In Europe and the United States, shortages of surgical face masks reinforced the communication that they were not a necessary requirement for prevention by the general public and no steps were taken to explore alternatives. Such rhetoric certainly sowed seeds of doubt.66 Yet the importance of a respiratory barrier method was not lost on the global public and a growing interest in the production of homemade cloth masks began to emerge. This was supported by social media messaging and video streaming, with early efforts being prominent in countries such as the Czech Republic, Italy, Poland and Spain.67 By May, most European countries had recommended the use of cloth face masks as a vital COVID-19 prevention measure.68
Clearly, the early response to COVID-19 was characterized by a series of missteps — most notably regarding the scientific and public health leadership role of the WHO — but also throughout Europe and North America, where opportunities to gain traction and resist the rapidly advancing pandemic through, for example, broader travel restrictions and clear guidance on prevention measures, were lost. Although the COVID-19 Solidarity Response Fund was established by the WHO in mid-March to support rapid response to the epidemic, there is very little information regarding how these funds are being disbursed to inform and improve approaches to COVID-19 prevention.
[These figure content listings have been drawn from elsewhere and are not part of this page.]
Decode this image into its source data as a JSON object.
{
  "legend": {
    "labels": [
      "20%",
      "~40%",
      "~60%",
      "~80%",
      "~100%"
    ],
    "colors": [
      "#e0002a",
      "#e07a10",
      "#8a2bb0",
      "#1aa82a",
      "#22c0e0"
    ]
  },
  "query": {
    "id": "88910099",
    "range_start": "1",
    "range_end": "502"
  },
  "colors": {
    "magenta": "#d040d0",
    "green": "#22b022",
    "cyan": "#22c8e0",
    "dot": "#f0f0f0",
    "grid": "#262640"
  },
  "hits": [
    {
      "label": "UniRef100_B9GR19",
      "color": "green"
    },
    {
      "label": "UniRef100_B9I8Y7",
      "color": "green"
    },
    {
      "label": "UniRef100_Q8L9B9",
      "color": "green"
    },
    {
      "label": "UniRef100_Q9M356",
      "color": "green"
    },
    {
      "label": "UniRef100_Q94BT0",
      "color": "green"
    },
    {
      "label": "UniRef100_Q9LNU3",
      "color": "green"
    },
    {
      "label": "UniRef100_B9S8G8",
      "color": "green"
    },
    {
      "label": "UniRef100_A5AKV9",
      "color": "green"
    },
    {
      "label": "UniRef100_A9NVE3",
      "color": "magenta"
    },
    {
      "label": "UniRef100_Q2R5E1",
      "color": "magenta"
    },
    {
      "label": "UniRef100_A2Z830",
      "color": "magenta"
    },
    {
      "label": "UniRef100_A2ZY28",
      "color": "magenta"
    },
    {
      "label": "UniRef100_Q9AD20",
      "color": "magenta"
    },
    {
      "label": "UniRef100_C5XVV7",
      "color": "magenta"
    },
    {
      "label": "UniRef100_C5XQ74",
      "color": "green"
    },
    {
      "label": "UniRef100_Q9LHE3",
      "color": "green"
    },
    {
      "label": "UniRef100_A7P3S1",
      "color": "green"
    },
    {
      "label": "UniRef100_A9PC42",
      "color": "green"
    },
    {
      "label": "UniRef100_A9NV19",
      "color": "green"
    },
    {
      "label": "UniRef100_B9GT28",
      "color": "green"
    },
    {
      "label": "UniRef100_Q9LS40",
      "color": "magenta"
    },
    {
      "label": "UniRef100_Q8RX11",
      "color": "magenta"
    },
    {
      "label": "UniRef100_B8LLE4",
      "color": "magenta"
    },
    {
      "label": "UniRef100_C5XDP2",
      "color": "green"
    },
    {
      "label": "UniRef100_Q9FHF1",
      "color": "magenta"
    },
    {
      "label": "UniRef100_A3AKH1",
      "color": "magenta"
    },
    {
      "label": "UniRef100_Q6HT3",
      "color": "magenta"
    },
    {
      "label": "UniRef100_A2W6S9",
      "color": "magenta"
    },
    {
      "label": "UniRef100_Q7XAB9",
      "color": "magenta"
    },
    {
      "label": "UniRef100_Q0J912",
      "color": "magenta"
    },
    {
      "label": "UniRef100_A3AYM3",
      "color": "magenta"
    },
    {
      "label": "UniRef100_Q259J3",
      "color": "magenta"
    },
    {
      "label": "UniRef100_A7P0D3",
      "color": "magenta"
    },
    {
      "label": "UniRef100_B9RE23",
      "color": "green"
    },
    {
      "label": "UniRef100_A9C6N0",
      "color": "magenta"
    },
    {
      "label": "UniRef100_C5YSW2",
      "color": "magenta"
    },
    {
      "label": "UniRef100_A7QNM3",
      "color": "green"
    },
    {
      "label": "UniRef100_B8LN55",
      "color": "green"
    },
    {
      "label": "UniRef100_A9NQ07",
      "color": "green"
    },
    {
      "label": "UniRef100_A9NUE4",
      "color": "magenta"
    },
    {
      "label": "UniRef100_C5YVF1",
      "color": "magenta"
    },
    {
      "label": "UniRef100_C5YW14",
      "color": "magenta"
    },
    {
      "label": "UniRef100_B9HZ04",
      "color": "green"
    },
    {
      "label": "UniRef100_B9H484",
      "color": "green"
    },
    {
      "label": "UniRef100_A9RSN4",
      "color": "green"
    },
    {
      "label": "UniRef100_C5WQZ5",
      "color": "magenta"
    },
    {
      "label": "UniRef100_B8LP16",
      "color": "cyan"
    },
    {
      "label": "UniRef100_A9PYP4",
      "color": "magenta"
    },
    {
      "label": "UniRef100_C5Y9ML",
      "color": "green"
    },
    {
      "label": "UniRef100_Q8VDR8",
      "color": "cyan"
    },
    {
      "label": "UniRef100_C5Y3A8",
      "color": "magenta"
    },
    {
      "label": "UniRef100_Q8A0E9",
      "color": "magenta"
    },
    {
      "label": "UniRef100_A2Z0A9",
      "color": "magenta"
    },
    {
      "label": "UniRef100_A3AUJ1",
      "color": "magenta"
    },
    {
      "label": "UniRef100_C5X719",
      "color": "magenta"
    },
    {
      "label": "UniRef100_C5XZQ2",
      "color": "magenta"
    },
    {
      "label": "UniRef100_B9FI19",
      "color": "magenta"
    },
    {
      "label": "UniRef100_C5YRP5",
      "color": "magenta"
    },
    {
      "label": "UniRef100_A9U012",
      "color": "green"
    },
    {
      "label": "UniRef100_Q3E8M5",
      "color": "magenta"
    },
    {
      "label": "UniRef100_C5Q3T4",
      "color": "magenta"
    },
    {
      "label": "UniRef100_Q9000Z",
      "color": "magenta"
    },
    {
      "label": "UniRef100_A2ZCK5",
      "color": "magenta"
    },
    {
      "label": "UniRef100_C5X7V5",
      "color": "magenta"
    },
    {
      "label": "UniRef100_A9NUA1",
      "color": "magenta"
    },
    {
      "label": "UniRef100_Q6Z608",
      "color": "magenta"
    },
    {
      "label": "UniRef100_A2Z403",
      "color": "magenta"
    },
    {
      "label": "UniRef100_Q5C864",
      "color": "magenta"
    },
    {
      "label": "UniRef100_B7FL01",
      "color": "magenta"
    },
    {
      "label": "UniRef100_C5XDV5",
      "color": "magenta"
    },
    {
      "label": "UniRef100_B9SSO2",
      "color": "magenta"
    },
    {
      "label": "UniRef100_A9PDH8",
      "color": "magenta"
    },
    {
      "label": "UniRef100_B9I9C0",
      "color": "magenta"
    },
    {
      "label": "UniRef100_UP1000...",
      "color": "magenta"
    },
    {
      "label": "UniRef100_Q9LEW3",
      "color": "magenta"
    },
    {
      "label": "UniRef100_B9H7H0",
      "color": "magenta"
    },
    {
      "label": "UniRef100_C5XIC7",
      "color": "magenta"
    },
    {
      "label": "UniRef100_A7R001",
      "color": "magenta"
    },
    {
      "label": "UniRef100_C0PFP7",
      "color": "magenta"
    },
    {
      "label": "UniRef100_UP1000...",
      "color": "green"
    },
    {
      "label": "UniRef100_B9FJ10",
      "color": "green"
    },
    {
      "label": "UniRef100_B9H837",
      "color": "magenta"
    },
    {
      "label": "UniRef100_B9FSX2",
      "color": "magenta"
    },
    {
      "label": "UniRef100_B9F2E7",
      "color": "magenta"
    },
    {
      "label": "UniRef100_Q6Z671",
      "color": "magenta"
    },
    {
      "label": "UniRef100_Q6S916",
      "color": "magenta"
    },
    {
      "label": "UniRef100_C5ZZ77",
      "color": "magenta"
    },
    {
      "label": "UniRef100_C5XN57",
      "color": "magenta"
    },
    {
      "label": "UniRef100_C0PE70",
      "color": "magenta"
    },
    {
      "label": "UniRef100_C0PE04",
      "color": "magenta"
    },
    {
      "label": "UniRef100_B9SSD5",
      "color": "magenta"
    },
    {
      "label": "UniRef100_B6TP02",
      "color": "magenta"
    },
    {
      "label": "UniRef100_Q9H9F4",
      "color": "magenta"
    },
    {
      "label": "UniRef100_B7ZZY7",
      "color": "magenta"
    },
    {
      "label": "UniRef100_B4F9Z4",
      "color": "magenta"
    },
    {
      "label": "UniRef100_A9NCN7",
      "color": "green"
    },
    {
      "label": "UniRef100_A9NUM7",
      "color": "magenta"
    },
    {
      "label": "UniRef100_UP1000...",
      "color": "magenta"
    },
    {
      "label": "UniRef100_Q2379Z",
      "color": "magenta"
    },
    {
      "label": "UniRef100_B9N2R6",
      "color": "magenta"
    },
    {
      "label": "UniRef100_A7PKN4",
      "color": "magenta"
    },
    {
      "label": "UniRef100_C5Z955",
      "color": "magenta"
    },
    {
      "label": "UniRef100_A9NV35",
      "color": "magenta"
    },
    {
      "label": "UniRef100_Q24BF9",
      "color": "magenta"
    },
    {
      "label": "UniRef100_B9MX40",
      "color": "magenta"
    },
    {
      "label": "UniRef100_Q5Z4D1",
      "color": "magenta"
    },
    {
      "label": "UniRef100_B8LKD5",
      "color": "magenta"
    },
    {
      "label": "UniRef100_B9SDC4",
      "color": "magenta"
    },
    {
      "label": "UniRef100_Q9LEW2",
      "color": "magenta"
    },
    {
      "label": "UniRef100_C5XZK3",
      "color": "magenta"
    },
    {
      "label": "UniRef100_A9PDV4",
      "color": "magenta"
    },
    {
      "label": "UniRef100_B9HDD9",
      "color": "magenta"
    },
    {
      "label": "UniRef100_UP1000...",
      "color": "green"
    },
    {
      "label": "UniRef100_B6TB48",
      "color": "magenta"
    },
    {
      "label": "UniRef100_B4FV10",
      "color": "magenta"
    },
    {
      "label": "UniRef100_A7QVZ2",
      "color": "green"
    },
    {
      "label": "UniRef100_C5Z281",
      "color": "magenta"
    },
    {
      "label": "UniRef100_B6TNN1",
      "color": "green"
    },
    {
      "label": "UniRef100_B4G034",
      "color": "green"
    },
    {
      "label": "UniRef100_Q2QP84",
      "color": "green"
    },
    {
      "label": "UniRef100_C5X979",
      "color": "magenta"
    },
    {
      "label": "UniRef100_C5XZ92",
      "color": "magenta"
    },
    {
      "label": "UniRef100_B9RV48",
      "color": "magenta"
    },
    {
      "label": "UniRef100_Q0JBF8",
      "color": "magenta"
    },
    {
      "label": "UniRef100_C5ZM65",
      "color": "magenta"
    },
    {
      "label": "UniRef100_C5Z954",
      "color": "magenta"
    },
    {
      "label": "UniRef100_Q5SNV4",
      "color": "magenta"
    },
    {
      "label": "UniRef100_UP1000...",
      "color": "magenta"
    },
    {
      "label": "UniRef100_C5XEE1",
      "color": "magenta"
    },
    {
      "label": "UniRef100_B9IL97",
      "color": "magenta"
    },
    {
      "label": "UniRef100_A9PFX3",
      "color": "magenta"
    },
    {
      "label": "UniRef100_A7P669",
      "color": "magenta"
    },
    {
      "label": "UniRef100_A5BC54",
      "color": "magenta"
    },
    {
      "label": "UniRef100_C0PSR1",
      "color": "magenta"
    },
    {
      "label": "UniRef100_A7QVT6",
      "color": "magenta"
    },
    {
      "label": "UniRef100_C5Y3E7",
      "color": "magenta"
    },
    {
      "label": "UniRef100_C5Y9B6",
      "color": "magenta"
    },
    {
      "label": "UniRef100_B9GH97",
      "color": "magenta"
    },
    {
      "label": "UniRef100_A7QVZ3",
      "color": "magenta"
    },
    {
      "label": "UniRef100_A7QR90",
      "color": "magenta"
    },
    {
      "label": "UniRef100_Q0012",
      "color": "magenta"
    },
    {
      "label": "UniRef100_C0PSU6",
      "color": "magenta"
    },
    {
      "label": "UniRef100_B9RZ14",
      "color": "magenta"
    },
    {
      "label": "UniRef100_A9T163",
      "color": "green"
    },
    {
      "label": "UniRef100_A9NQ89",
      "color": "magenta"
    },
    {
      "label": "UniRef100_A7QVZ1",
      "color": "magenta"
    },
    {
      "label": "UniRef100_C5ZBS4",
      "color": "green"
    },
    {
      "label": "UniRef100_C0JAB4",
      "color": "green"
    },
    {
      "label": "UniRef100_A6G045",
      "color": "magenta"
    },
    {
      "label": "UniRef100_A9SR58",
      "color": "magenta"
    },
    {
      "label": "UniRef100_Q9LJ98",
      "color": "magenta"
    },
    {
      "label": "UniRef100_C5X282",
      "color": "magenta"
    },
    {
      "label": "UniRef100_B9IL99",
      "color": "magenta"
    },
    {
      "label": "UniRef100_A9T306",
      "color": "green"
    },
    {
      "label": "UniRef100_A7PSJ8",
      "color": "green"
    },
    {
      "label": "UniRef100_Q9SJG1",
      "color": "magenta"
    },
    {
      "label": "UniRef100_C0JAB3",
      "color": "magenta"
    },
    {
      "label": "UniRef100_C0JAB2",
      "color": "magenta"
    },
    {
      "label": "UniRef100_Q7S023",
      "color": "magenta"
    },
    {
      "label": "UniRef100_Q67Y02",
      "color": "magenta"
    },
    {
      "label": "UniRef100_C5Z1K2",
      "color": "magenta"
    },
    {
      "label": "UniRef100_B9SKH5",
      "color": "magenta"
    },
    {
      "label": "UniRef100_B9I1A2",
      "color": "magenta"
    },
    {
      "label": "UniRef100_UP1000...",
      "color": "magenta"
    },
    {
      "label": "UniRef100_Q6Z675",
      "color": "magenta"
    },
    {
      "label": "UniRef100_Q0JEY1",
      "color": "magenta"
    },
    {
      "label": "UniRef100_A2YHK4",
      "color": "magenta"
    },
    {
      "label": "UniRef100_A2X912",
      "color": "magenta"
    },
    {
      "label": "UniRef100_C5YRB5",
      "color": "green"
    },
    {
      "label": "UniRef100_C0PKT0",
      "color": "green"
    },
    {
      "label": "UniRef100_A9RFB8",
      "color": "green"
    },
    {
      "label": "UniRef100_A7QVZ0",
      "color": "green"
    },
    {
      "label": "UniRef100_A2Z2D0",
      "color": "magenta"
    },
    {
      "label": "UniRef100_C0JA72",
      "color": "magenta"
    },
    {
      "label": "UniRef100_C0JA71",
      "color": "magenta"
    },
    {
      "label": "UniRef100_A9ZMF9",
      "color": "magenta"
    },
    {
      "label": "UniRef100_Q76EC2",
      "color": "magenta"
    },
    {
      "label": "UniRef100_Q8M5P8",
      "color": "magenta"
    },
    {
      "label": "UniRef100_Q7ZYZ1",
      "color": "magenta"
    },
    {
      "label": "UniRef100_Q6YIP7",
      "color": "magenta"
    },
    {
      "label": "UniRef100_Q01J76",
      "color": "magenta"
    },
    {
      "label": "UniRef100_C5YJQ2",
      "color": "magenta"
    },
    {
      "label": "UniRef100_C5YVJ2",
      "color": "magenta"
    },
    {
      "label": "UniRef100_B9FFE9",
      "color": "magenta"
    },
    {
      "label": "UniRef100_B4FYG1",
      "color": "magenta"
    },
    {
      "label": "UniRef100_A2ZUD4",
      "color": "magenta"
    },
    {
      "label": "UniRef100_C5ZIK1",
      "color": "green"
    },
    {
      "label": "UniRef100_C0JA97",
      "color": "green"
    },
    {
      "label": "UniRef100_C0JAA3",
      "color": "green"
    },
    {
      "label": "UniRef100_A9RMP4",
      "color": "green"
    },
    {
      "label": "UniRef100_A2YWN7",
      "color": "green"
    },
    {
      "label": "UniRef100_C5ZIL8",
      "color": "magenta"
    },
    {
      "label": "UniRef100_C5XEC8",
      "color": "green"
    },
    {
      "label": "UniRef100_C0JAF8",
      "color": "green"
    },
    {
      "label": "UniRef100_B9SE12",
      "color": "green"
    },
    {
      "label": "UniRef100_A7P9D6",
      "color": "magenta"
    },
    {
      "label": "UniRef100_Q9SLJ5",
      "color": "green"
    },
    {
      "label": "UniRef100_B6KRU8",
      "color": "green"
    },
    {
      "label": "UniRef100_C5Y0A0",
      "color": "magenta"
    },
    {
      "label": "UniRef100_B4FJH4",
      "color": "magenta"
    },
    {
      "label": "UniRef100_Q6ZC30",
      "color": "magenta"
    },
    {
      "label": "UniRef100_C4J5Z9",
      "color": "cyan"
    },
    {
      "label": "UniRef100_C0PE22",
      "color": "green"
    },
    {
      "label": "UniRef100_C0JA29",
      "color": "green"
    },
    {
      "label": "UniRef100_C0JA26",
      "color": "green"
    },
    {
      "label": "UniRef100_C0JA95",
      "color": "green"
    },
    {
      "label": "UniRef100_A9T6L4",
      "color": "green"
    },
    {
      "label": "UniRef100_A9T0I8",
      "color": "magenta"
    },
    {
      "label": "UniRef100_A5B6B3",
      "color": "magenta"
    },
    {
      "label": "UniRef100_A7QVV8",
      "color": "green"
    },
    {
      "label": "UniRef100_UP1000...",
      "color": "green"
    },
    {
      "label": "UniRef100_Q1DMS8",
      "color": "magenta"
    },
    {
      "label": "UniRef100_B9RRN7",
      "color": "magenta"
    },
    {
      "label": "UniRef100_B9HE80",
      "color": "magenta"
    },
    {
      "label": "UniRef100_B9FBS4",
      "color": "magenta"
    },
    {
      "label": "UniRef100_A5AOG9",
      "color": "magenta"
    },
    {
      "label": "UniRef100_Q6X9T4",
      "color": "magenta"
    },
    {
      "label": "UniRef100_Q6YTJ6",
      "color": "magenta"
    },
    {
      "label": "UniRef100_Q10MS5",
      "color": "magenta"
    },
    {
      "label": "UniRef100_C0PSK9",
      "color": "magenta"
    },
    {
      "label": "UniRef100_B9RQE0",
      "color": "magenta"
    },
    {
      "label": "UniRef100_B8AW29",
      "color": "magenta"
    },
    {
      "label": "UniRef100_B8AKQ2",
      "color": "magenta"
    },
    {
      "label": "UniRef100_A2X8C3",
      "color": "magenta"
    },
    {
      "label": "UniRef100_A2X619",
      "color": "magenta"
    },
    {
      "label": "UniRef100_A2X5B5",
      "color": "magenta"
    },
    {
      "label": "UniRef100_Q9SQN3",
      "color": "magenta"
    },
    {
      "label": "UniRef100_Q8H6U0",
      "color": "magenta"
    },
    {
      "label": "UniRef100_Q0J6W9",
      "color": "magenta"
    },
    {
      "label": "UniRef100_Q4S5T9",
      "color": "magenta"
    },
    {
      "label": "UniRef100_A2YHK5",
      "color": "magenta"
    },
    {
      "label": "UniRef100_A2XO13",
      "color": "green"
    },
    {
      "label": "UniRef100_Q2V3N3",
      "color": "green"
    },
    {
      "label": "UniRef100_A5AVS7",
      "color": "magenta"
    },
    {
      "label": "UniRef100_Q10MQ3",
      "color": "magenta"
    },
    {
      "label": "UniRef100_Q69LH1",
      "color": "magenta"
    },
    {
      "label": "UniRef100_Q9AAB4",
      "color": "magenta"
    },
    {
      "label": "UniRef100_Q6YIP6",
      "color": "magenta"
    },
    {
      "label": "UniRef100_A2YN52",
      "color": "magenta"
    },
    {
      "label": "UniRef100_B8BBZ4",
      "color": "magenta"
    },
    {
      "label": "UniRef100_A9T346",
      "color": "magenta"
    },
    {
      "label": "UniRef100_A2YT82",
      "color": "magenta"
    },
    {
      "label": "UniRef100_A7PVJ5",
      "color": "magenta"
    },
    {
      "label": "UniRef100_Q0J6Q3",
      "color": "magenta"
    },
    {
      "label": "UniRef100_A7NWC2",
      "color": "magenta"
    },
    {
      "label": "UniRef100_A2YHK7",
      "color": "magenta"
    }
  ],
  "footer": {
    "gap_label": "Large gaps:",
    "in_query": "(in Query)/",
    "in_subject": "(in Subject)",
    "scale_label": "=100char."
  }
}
While it is beyond the scope of this paper to explore the conditions that constrained response to COVID-19 in some regions, it is clear that political, economic and public health concerns were not readily harmonized. Furthermore, considerations regarding the balance between individual freedom and state control are also likely to have had a deleterious effect. Nonetheless, it would not have taken much for Western authorities to consider previous responses to SARS, MERS and influenza, and even the Spanish Flu of 1918–1920,69 as harbingers of what was possibly to follow. Looking toward China’s intensified response, and decisive responses in the East Asia region, would surely have provided sufficient insight that implementing immediate prevention and containment measures was a preferable course of action.